L'accertamento non può basarsi su una rendita provvisoria
Quesito inviato da Maurizio in data 23 novembre 2001.
Volevo chiedere se è possibile che un comune emetta un avviso di accertamento per un'immobile basandosi non su di una rendita catastale, ma su di una rendita ricavata da un'autocertificazione (ponendo poi come condizione che si riserva di conguagliare il dovuto al momento dell'attribuzione della rendita catastale).
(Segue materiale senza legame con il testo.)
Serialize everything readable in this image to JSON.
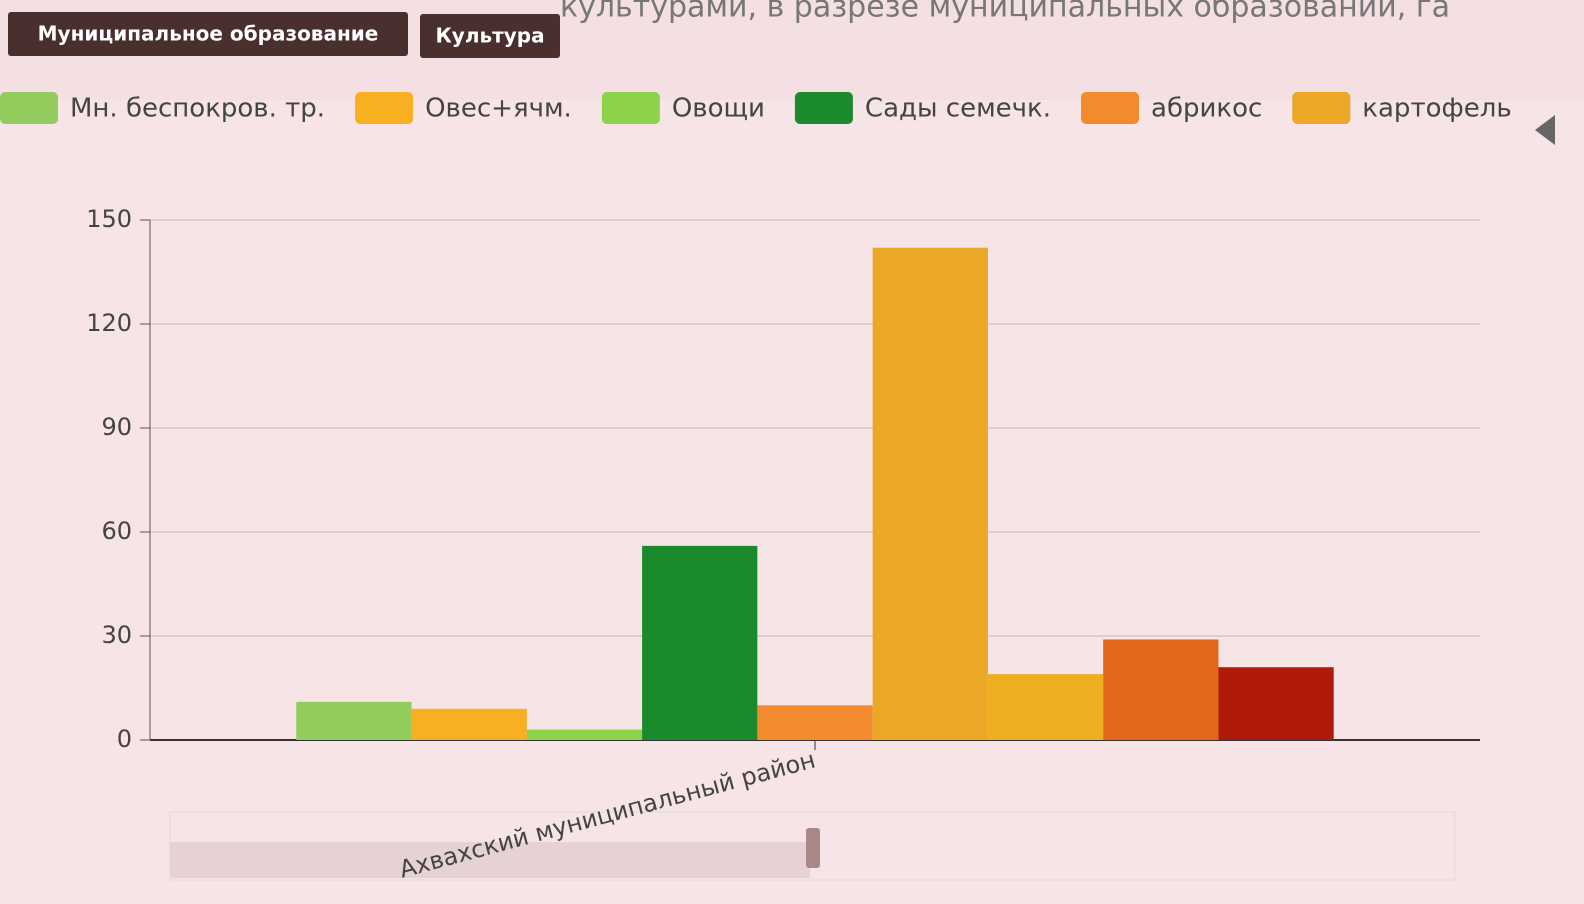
{
  "header": {
    "title": "культурами, в разрезе муниципальных образований, га",
    "buttons": [
      "Муниципальное образование",
      "Культура"
    ]
  },
  "chart_data": {
    "type": "bar",
    "categories": [
      "Ахвахский муниципальный район"
    ],
    "series": [
      {
        "name": "Мн. беспокров. тр.",
        "color": "#92cc5c",
        "values": [
          11
        ]
      },
      {
        "name": "Овес+ячм.",
        "color": "#f7b022",
        "values": [
          9
        ]
      },
      {
        "name": "Овощи",
        "color": "#8cd34a",
        "values": [
          3
        ]
      },
      {
        "name": "Сады семечк.",
        "color": "#1b8a2c",
        "values": [
          56
        ]
      },
      {
        "name": "абрикос",
        "color": "#f28b2e",
        "values": [
          10
        ]
      },
      {
        "name": "картофель",
        "color": "#eba726",
        "values": [
          142
        ]
      },
      {
        "color": "#eeae22",
        "values": [
          19
        ]
      },
      {
        "color": "#e4661a",
        "values": [
          29
        ]
      },
      {
        "color": "#b01a0a",
        "values": [
          21
        ]
      }
    ],
    "ylim": [
      0,
      150
    ],
    "yticks": [
      0,
      30,
      60,
      90,
      120,
      150
    ],
    "grid": true
  }
}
Risposta inviata da Alex (redazione Dossier.Net) in data 02 dicembre 2001.
L'accertamento basato su una rendita ricavata da un'autocertificazione del contribuente è inutile, perché esiste già la dichiarazione Ici presentata ai sensi dell'art. 10, comma 4, del D.Lgs. 504/92. Superflua è poi la riserva di conguagliare l'imposta dovuta al momento dell'attribuzione della rendita catastale, in quanto tale compito è previsto dal comma 1 dell'art. 11 del citato decreto legislativo.
I vari adempimenti ai fini Ici per acquisto di un box
Quesito inviato da Miki in data 23 novembre 2001.
Vorrei sapere i vari adempimenti dalla data di acquisto fino alla dichiarazione Ici. Faccio presente che l'immobile è di proprietà del coniuge in regime di comunione dei beni.
Risposta inviata da Alex (redazione Dossier.Net) in data 02 dicembre 2001.
Se nell'atto di acquisto è stato precisato che l'acquirente è coniugato in regime di comunione legale dei beni, entrambi i coniugi sono tenuti al pagamento dell'Ici pro quota. Al riguardo, si vedano risoluzione ministeriale 18 luglio 1977; Corte di Cassazione, sezione I civile, sentenza n. 8496 del 26 settembre 1996; sezioni unite civili, sentenza n. 77 del 18 febbraio 1999.
Nel prossimo anno va presentata la dichiarazione Ici entro il termine previsto per la presentazione della dichiarazione dei redditi, a meno che il comune in cui è ubicato l'immobile non abbia introdotto, con apposita norma regolamentare, l'obbligo di una "comunicazione" da presentare in luogo dell'adempimento dichiarativo. E' bene pertanto contattare il comune competente.